Un inventaire de personnalité NEO-PI-R (Costa et McRae, 1995) permet de « scorer » les différents traits sous l’angle du full range leadership model. L’extraversion et l’agréabilité seraient des éléments prédictifs du leadership, ainsi que le caractère consciencieux. Dans le prolongement de cette approche s’est développé un courant qui met en avant les qualités d’intelligence émotionnelle du leader (Champy, 2003). L’empathie en serait la composante principale et permettrait de susciter la loyauté des subordonnés. Cependant, aucune étude sérieuse n’a permis d’établir le caractère réellement efficace de ce mode de leadership. Le caractère prédictif de ce modèle est aujourd’hui clairement établi mais on ne peut pas, par contre, distinguer les leaders efficaces et les leaders inefficaces (Lord,Devader et Alliger, 1986). Cependant, ce modèle reste pertinent car il est simple et permet d’expliquer l’attrait lié aux leaders. On peut lui reprocher un défaut majeur, c’est l’impossibilité de faire le lien entre le comportement des leaders et l’efficacité des collaborateurs ; ce qui a induit le développement des théories comportementales. Mais on pourrait aussi chercher à compléter ce modèle en l’étendant aux différents facteurs expliquant la trajectoire.
1.2 Les déterminants des trajectoires de leaders, une approche récente
Indépendamment des traits communs aux leaders, on pourrait aussi rechercher certains vecteurs ayant permis la réussite et les coupler avec les traits vus précédemment.
C’est ce qu’on fait certains sociologues, récemment, à l’aide d’études basées sur des interviews. L’une des principales est due à Denis Christol en 2010. Basée sur 158 portraits de leaders, elle cherche à identifier les déterminants des trajectoires et à les analyser pour répondre à la question : « Comment devient-on leader ? ». L’analyse des réponses permet d’identifier cinq facteurs explicatifs majeurs :
- Des évènements professionnels majeurs (des réussites et une expérience multiculturelle)
- Le cumul de diplômes prestigieux (80 % des leaders interrogés sont issus de 15 grandes écoles)
- Les appuis politiques
- Les réseaux professionnels
- La compétence et l’engagement professionnel.
De plus, certaines « combinaisons » entre ces facteurs et des trajectoires maximisent les chances d’accéder au leadership (Christol, 2010) :
- La preuve par le métier puis le sacre électif au sein d’une corporation (cas des leaders syndicaux)
- Le passage du conseil à la direction d’entreprise
- Le passage par un cabinet ministériel.
Il convient de mettre en relation les résultats (très « français », lorsqu’on voit la part du diplôme et des réseaux) de cette étude et la théorie des carrières professionnelles.

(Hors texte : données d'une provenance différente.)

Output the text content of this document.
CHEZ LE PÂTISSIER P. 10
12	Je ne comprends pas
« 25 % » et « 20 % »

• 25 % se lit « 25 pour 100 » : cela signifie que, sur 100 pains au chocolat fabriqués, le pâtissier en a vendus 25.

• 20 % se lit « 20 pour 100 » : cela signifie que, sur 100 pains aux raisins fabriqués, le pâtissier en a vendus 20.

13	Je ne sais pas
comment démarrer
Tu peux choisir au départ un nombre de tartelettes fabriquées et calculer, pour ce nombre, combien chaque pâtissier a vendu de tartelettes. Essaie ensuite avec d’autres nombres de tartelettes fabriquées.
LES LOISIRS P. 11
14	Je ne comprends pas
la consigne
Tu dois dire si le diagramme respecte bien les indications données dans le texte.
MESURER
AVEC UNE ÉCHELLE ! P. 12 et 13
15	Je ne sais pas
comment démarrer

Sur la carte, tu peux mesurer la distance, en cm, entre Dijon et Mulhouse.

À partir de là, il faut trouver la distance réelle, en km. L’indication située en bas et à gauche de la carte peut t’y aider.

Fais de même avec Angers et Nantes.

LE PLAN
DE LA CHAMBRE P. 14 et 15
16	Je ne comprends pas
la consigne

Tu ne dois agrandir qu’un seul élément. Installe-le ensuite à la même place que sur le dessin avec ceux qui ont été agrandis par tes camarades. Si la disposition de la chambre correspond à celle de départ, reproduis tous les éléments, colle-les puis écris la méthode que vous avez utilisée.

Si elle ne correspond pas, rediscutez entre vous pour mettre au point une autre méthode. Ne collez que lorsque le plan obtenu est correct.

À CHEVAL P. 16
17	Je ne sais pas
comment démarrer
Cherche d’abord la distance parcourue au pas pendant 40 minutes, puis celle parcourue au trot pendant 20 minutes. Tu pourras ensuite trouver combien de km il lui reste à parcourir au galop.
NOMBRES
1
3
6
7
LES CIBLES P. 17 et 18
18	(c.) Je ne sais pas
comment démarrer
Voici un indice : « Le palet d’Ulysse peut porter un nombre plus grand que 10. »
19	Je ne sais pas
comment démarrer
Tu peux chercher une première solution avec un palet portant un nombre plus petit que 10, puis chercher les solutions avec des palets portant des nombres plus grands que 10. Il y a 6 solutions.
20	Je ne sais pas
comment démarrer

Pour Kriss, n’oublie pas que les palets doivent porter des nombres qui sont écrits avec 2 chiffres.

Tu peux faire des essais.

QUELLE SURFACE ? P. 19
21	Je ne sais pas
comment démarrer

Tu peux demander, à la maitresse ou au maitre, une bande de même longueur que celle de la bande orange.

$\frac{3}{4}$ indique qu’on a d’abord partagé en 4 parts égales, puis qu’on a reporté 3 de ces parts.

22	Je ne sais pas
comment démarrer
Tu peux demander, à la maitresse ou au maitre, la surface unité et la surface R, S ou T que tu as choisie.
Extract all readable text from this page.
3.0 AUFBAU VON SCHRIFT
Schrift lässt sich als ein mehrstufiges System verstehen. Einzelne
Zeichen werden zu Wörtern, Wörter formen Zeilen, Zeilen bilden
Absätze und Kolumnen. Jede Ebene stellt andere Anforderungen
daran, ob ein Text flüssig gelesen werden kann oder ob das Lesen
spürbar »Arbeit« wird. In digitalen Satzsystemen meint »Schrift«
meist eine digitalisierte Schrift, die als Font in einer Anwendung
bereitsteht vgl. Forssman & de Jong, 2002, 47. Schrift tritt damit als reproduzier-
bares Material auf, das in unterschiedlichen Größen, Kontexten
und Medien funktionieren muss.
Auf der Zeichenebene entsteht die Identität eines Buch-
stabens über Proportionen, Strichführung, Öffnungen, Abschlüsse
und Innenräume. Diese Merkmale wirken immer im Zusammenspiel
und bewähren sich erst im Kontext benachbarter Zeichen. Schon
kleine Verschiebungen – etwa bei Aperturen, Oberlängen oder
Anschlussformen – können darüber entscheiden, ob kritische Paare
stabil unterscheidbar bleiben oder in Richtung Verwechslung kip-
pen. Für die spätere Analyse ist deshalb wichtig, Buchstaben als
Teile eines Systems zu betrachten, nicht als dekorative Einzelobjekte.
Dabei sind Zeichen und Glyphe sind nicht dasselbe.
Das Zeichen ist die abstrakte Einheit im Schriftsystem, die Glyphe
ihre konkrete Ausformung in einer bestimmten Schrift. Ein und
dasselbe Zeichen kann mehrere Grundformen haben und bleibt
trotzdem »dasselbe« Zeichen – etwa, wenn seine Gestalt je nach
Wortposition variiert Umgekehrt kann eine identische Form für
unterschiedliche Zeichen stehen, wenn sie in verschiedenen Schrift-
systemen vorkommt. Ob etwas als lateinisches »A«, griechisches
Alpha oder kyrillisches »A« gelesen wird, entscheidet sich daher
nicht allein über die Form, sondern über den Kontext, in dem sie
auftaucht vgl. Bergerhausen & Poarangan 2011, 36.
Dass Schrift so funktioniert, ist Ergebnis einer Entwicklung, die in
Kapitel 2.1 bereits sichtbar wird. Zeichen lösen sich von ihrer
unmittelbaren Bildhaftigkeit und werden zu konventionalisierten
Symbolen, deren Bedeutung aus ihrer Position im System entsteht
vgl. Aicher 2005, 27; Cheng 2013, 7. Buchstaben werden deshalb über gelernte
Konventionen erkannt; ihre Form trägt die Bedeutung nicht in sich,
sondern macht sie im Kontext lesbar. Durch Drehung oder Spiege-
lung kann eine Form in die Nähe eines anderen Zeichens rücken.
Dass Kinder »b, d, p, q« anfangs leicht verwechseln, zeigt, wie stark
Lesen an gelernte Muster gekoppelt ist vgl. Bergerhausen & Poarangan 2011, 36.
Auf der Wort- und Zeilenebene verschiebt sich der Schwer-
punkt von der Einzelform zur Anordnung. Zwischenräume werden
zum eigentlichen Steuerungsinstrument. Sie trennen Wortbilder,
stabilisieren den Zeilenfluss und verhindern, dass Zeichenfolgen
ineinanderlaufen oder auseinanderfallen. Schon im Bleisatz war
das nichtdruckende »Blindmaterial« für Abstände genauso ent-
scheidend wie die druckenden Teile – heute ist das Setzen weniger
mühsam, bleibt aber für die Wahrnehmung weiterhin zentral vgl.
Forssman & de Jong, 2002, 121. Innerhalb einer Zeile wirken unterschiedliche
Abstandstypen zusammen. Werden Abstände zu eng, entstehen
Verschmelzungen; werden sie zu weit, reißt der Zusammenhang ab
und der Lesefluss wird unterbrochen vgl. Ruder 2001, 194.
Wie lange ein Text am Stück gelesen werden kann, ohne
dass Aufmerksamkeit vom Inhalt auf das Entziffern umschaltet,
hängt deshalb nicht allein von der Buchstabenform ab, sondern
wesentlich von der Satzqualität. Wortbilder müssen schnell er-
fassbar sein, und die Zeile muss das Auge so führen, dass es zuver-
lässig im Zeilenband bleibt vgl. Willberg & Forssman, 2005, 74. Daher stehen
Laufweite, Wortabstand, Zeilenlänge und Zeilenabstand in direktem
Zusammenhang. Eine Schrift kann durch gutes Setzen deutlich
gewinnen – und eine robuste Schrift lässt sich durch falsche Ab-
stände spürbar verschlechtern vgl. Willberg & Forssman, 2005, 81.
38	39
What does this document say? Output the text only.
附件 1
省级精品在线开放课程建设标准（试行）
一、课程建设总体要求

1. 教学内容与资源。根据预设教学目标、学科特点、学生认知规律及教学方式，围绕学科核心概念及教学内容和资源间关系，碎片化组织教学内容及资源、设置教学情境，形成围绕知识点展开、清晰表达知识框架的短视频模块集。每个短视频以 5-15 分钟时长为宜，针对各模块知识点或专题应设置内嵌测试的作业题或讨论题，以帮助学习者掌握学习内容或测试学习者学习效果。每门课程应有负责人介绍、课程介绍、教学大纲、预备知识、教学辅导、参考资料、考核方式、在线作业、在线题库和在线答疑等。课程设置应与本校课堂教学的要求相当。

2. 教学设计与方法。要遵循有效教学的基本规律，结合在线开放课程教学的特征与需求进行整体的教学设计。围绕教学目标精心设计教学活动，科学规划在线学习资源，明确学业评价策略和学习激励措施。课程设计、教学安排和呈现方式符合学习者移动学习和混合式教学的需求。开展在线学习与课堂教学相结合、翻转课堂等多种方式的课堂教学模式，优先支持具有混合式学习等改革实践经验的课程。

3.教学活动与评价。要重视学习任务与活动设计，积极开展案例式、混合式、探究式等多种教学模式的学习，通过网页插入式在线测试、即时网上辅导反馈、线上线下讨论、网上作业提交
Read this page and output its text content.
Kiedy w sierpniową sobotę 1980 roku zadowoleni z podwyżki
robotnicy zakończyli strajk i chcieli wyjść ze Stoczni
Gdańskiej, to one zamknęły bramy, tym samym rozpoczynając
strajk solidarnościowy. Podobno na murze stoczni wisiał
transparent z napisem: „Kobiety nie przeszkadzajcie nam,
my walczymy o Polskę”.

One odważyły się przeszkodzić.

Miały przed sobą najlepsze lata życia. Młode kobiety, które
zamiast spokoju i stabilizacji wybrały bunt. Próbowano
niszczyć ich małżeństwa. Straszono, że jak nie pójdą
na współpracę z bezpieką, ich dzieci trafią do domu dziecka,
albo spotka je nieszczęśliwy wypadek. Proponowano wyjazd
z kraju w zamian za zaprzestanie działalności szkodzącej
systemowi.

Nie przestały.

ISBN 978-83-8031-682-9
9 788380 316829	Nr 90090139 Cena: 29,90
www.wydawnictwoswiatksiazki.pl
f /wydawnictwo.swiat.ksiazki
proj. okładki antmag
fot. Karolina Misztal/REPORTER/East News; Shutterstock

La carrière est subjective (Bastid, 2004), car construite par le sujet à l’aide de choix. On revient à l’approche de Donald Super et les différentes théories liées à l’orientation professionnelle. Les valeurs personnelles, voire la morale personnelle, jouent un grand rôle dans cette orientation. On peut donc dire qu’en plus de traits communs, les leaders possèderaient des idéaux assez forts et un but à atteindre. La réussite de la trajectoire s’expliquerait par une très forte estime de soi et une image professionnelle valorisée (tant au niveau personnel que par les autres). Un autre lien théorique intéressant peut être fait avec les travaux de Bandura et la démarche constructiviste. Il développe la notion de « SEP » (sentiment d’efficacité personnelle) à travers la théorie sociale cognitive (Bandura, 1986). Selon lui, le comportement de la personne est en interaction avec son environnement et le regard des autres. Cette explication scientifique viendrait renforcer les thèses des journalistes économiques qui cherchent à nous présenter les leaders comme des personnes soucieuses de leur image et dont la réussite est corrélée à la valorisation de leur action. Le leadership se construirait donc, à partir d’une démarche consciente et élaborée, s’appuyant sur des traits de caractères identifiés et des facteurs les renforçant (diplômes, réseaux, responsabilités…).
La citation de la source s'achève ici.